It’s probably a good thing I snapped a pic of our apricot tree this afternoon, when it was still a balmy 60-something and sunny.
Shortly thereafter sprang up from the north a blossom-shredding, sandblasting wind that would have done credit to “Lawrence of Arabia.” I ventured into it, briefly, to take out the trash, and spent the next half hour scouring Wyoming’s topsoil from my nostrils using a melon baller.
Next up is the rain, with snow on deck. Tomorrow should be about 40 degrees less enchanting than today, which is probably just as well, as I have journalism to do and being confined to quarters serves marvelously to sharpen one’s focus on the task at hand.
I didn’t get to ride my age this year. Not in miles, kilometers or even minutes.
In fact, the whole first quarter of 2013 has been a little sketchy, ride-wise, thanks to bugs, chores, the natural Irish predilection toward sloth blended with storytelling — say, did I ever tell you the one about the Mighty Dugan?
No, let’s not get started down that particular path. There be dragons.
But today, after wrapping up a bit of video for the folks at Adventure Cyclist, I straddled the Voodoo Nakisi and hit the trails in Palmer Park. It was a casual ride that lasted nearly two hours, which for me these days is something of an expedition.
The afternoon was 60-something and sunny, if a bit breezy, and I must have been just tired enough to not give a shit if I fell over, because I was easily cleaning obstacles that ordinarily confound me.
I stopped at one intersection to pull off the knee-warmers and up rolled a couple of young gents on double-boingers who likewise were having a fine day on two wheels. They professed to be astounded that a gentleman of my years would be riding a cyclo-cross bike on Palmer Park single-track, and I confessed that while it appeared to be your standard unsuspended steel drop-bar bike, it was in fact a stealth 29er with a triple ring and 700×43 tires and thus not so much of a much.

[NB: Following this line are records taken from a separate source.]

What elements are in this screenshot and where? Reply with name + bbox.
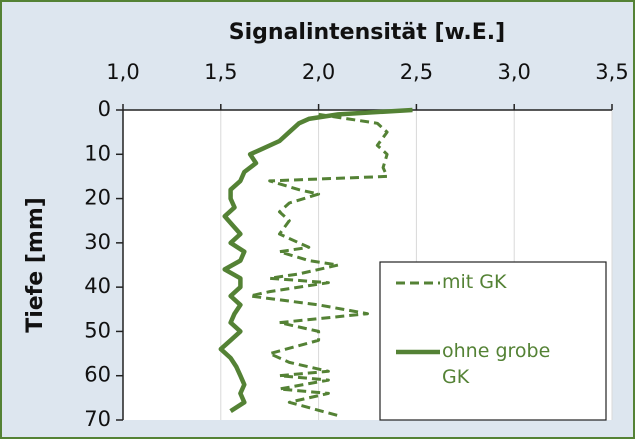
x-tick-label: 3,5: [595, 60, 628, 84]
x-tick-label: 1,5: [204, 60, 237, 84]
y-tick-label: 60: [84, 363, 111, 387]
chart-title: Signalintensität [w.E.]: [229, 20, 505, 45]
y-tick-label: 50: [84, 318, 111, 342]
x-tick-label: 1,0: [106, 60, 139, 84]
y-tick-label: 20: [84, 186, 111, 210]
x-tick-label: 3,0: [497, 60, 530, 84]
legend-item: mit GK: [442, 271, 507, 293]
x-tick-label: 2,5: [400, 60, 433, 84]
legend-box: [379, 261, 607, 421]
legend-item: ohne grobe GK: [442, 340, 551, 388]
y-tick-label: 0: [98, 97, 111, 121]
y-axis-title: Tiefe [mm]: [23, 197, 48, 333]
y-tick-label: 10: [84, 141, 111, 165]
data-line: [248, 112, 389, 418]
x-tick-label: 2,0: [302, 60, 335, 84]
y-tick-label: 30: [84, 230, 111, 254]
data-line: [218, 107, 413, 413]
y-tick-label: 40: [84, 274, 111, 298]
y-tick-label: 70: [84, 407, 111, 431]
legend-label: mit GK: [442, 271, 507, 293]
legend-label: ohne grobe GK: [442, 340, 551, 388]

Did the wheels stand the strain? they asked. To be sure, I replied. Built by Brian Gravestock himself they were, using Mavic Open Pros from this millennium and Hügi mountain bike hubs from another. Brian says steel bikes are making a comeback, they confided. I agreed, and with that we went our separate ways.
Back at Chez Dog a neighbor’s landscaper said he’d seen me on the bike and that I looked “like a young man.” He was trying to sell me some yardwork — successfully, as luck would have it — and I forgave him the Good Friday falsehood.
If this is the first day of spring, well, you can have it, with my blessings.
The weatherpersons have predicted a high of 53, but I think they’re into the MMJ. It’s 1 p.m. and I can still see my breath out there (and no, this is not because I drank my breakfast).
We’re enjoying the usual good news/bad news combo plate this morning. Colorado Gov. John Hickenlooper has signed into law a package of gun reform legislation, and some person or persons unknown shot and killed the executive director of the state prison system at his home.
I expect a lot of folks are reaching for the old equalizer before answering the doorbell today. If I were a Jehovah’s Witness I think I might take the day off.
Interesting weather around the ol’ rancheroo lately. One minute it’s hotter than the proverbial hubs of Hell and drier than a popcorn fart, and the next the trees are all sideways and the hail is bucketing down like Someone tipped the bed on a celestial gravel truck.
I don’t even want to think what the trails look like this morning. And from the look of things out the office window, there’s more on the way.
Just as well, I suppose. An unholy convergence of deadlines means I’ll be logging some hard miles in the office chair over the next couple of days instead of sluicing through the goo. And me with three befendered bikes in the garage, too. Oh, the shame.
Meanwhile, I’d say something filthy about what took place in Wisconsin on Tuesday if Charles P. Pierce hadn’t already said it, funnier, better and faster, too. What say we all move to Italy and sponge off Larry and Heather until the Republic comes to its senses?
After the deluge earlier this week, I reconfigured the Soma Double Cross as a fendered kinda-sorta touring bike instead of an unfendered kinda-sorta cyclo-cross bike. Naturally, conditions have been dry and windy ever since, so much so that today I became a pedestrian rather than gnaw on the gentle double-digit zephyrs.
The weather wizards say all this will change over the weekend, but I’ll believe it when I see it. In the meantime, the fenders stay on as a Stooge-like double-finger to the eyes for the gods.
Speaking of the Stooges (nyuk nyuk), the Farrelly brothers’ tribute to Nyukledom opens this weekend. I’ve seen two reviews, one from a man, the other from a woman, both basically going “Awwwww. …” Cute? The Three Stooges? Nawwwww. I think I can wait for the free library DVD on this one.
Right now we’re up to our bowl cuts in “Boardwalk Empire,” which gets off to an awfully slow start for the uninitiated, and “The Wire,” which was just so goddamn motherfuckin’ good that we watchin’ them shits again, yo, a’ight? Maybe this time we won’t need the subtitles.